Treadwell laughed gayly. Marcia Lowe was a delight to him; besides, Cynthia Walden was always present when he visited Trouble Neck, and Cynthia was bewitching. Treadwell did not talk of the girl to Sandy.
He had no special reason for not doing so, but, having posed as a tragic creature--a man confronting a great soul-problem--he did not like to come down from his pedestal and stand revealed as a human being interested in a mountain girl.
"Her smile," he said to Marcia Lowe one day when Cynthia had left the room for a moment--"how do you account for that?"
"I never account for Cynthia," the little doctor replied. "I just take her and thank God. She and I live our beautiful little life with mists all about us. It's very fascinating and inspiring. She is such a child, and until there is some call to do otherwise, I am going to play with her. We actually have dolls! Of course there are all sorts of bones in the cupboard to pass out to the darling, but I'm waiting until she is hungry."

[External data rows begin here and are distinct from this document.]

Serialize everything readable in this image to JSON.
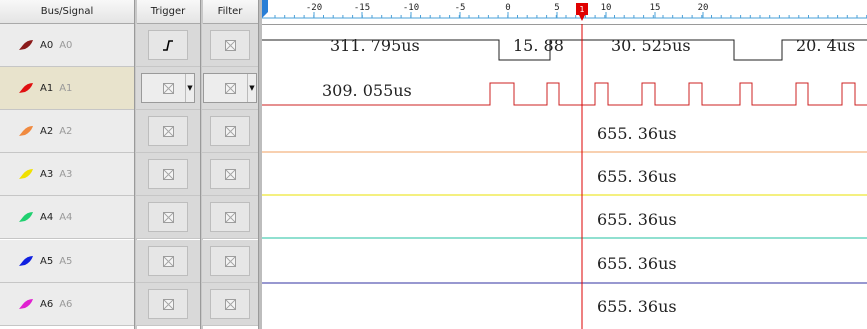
{
  "header": {
    "bus_signal": "Bus/Signal",
    "trigger": "Trigger",
    "filter": "Filter"
  },
  "ruler": {
    "ticks": [
      "-20",
      "-15",
      "-10",
      "-5",
      "0",
      "5",
      "10",
      "15",
      "20"
    ],
    "cursor_label": "1"
  },
  "channels": [
    {
      "name": "A0",
      "alias": "A0",
      "color": "#8b1a1a"
    },
    {
      "name": "A1",
      "alias": "A1",
      "color": "#e01010"
    },
    {
      "name": "A2",
      "alias": "A2",
      "color": "#f08a40"
    },
    {
      "name": "A3",
      "alias": "A3",
      "color": "#f0e000"
    },
    {
      "name": "A4",
      "alias": "A4",
      "color": "#20d070"
    },
    {
      "name": "A5",
      "alias": "A5",
      "color": "#1020e0"
    },
    {
      "name": "A6",
      "alias": "A6",
      "color": "#e020d0"
    }
  ],
  "trace_colors": {
    "a0": "#222222",
    "a1": "#cc2020",
    "a2": "#f0a060",
    "a3": "#e8e000",
    "a4": "#20c0a0",
    "a5": "#3030a0",
    "cursor": "#dd0000"
  },
  "measurements": {
    "a0_1": "311. 795us",
    "a0_2": "15. 88",
    "a0_3": "30. 525us",
    "a0_4": "20. 4us",
    "a1_1": "309. 055us",
    "a2": "655. 36us",
    "a3": "655. 36us",
    "a4": "655. 36us",
    "a5": "655. 36us",
    "a6": "655. 36us"
  }
}
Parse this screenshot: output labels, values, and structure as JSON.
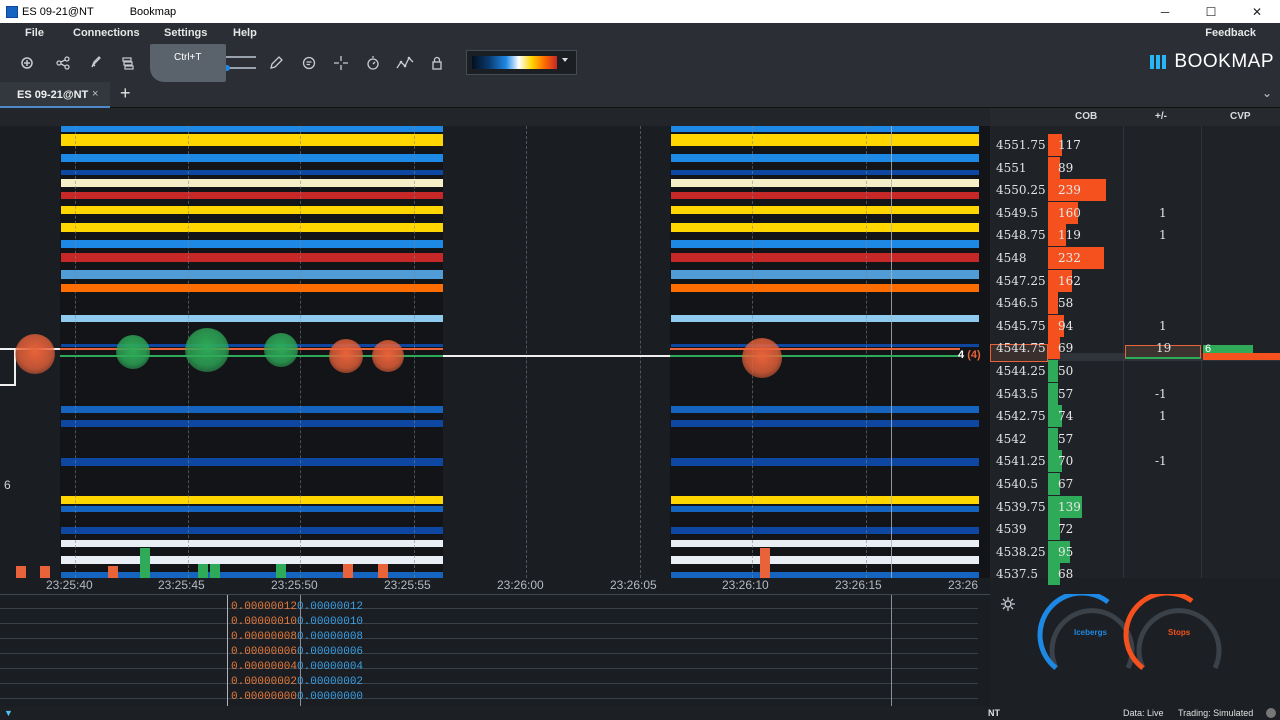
{
  "window": {
    "title": "ES 09-21@NT",
    "app": "Bookmap",
    "minimize": "─",
    "maximize": "☐",
    "close": "✕"
  },
  "menu": {
    "file": "File",
    "connections": "Connections",
    "settings": "Settings",
    "help": "Help",
    "feedback": "Feedback"
  },
  "toolbar": {
    "tooltip": "Ctrl+T",
    "logo": "BOOKMAP"
  },
  "tabs": {
    "active": "ES 09-21@NT",
    "close": "×",
    "add": "+",
    "menu": "⌄"
  },
  "panel": {
    "cob": "COB",
    "plusminus": "+/-",
    "cvp": "CVP"
  },
  "time_axis": [
    "23:25:40",
    "23:25:45",
    "23:25:50",
    "23:25:55",
    "23:26:00",
    "23:26:05",
    "23:26:10",
    "23:26:15",
    "23:26"
  ],
  "price_ladder": [
    {
      "price": "4551.75",
      "cob": "117",
      "pm": ""
    },
    {
      "price": "4551",
      "cob": "89",
      "pm": ""
    },
    {
      "price": "4550.25",
      "cob": "239",
      "pm": ""
    },
    {
      "price": "4549.5",
      "cob": "160",
      "pm": "1"
    },
    {
      "price": "4548.75",
      "cob": "119",
      "pm": "1"
    },
    {
      "price": "4548",
      "cob": "232",
      "pm": ""
    },
    {
      "price": "4547.25",
      "cob": "162",
      "pm": ""
    },
    {
      "price": "4546.5",
      "cob": "58",
      "pm": ""
    },
    {
      "price": "4545.75",
      "cob": "94",
      "pm": "1"
    },
    {
      "price": "4544.75",
      "cob": "69",
      "pm": "19"
    },
    {
      "price": "4544.25",
      "cob": "50",
      "pm": ""
    },
    {
      "price": "4543.5",
      "cob": "57",
      "pm": "-1"
    },
    {
      "price": "4542.75",
      "cob": "74",
      "pm": "1"
    },
    {
      "price": "4542",
      "cob": "57",
      "pm": ""
    },
    {
      "price": "4541.25",
      "cob": "70",
      "pm": "-1"
    },
    {
      "price": "4540.5",
      "cob": "67",
      "pm": ""
    },
    {
      "price": "4539.75",
      "cob": "139",
      "pm": ""
    },
    {
      "price": "4539",
      "cob": "72",
      "pm": ""
    },
    {
      "price": "4538.25",
      "cob": "95",
      "pm": ""
    },
    {
      "price": "4537.5",
      "cob": "68",
      "pm": ""
    }
  ],
  "last_trade": {
    "size": "4",
    "paren": "(4)",
    "cvp": "6"
  },
  "left_marker": "6",
  "indicator_values": [
    {
      "a": "0.00000012",
      "b": "0.00000012"
    },
    {
      "a": "0.00000010",
      "b": "0.00000010"
    },
    {
      "a": "0.00000008",
      "b": "0.00000008"
    },
    {
      "a": "0.00000006",
      "b": "0.00000006"
    },
    {
      "a": "0.00000004",
      "b": "0.00000004"
    },
    {
      "a": "0.00000002",
      "b": "0.00000002"
    },
    {
      "a": "0.00000000",
      "b": "0.00000000"
    }
  ],
  "gauges": {
    "icebergs": "Icebergs",
    "stops": "Stops"
  },
  "status": {
    "provider": "NT",
    "data": "Data: Live",
    "trading": "Trading: Simulated"
  }
}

And so Cynthia played her part and smiled and dreamed. Things just were! There was no perspective, no contrast--the sun was always flooding her hours with the one small, white cloud of Sandy's marked passage in the "Pilgrim's Progress," to sail across her sky now and then. Treadwell did not surprise or shock her. He seemed a big, splendid happening from the world beyond the mountains. He was strong and pleasant and made one laugh, but he would go presently and they would talk about him as they talked about Sheridan's raid and Smith Crothers' fire--he was not part of Lost Mountain!
Cynthia, nevertheless, walked with Lans Treadwell through the trails, and once they had followed the Branch and come upon the new factory near The Forge. The girl told Treadwell of the fire, but she eliminated herself utterly from the story. She understood better now than she once had--her part in that snowy night. Then they spoke of Sandy and his hopes.
It was a gray, still day when they so freely discussed Sandy, and they were strolling up from Trouble Neck to the Morley cabin; Miss Lowe and Sandy were to meet them there later, coming from an opposite direction.
"Yes, Sandy is right noble," Cynthia said softly; "he was born, I reckon, to do a mighty big thing. When he was little it seemed like God said, 'Sandy Morley, I choose you!' There never was any one like Sandy."
Treadwell scanned the face near him, but saw only admiration and pride, detached and pure.
"We-all just waited like we were holding our breaths till he came marching up The Way. I can laugh now, Mr. Lans, but the morning I saw him first I was standing right there"--she pointed to the tree by the road where she had listened to Sandy's bird call--"and he came along, and when I knew that that big man was--my Sandy that went all raggedy down The Way years before--I expect I hated him! It seemed like he had stolen the nice boy, eaten him up and swallowed him! But no one hates Sandy. We-all want to do something big and fine. Why, every time I look at him, Mr. Lans, I feel like I must show him how glad I am he--well, he didn't swallow the old Sandy whole!"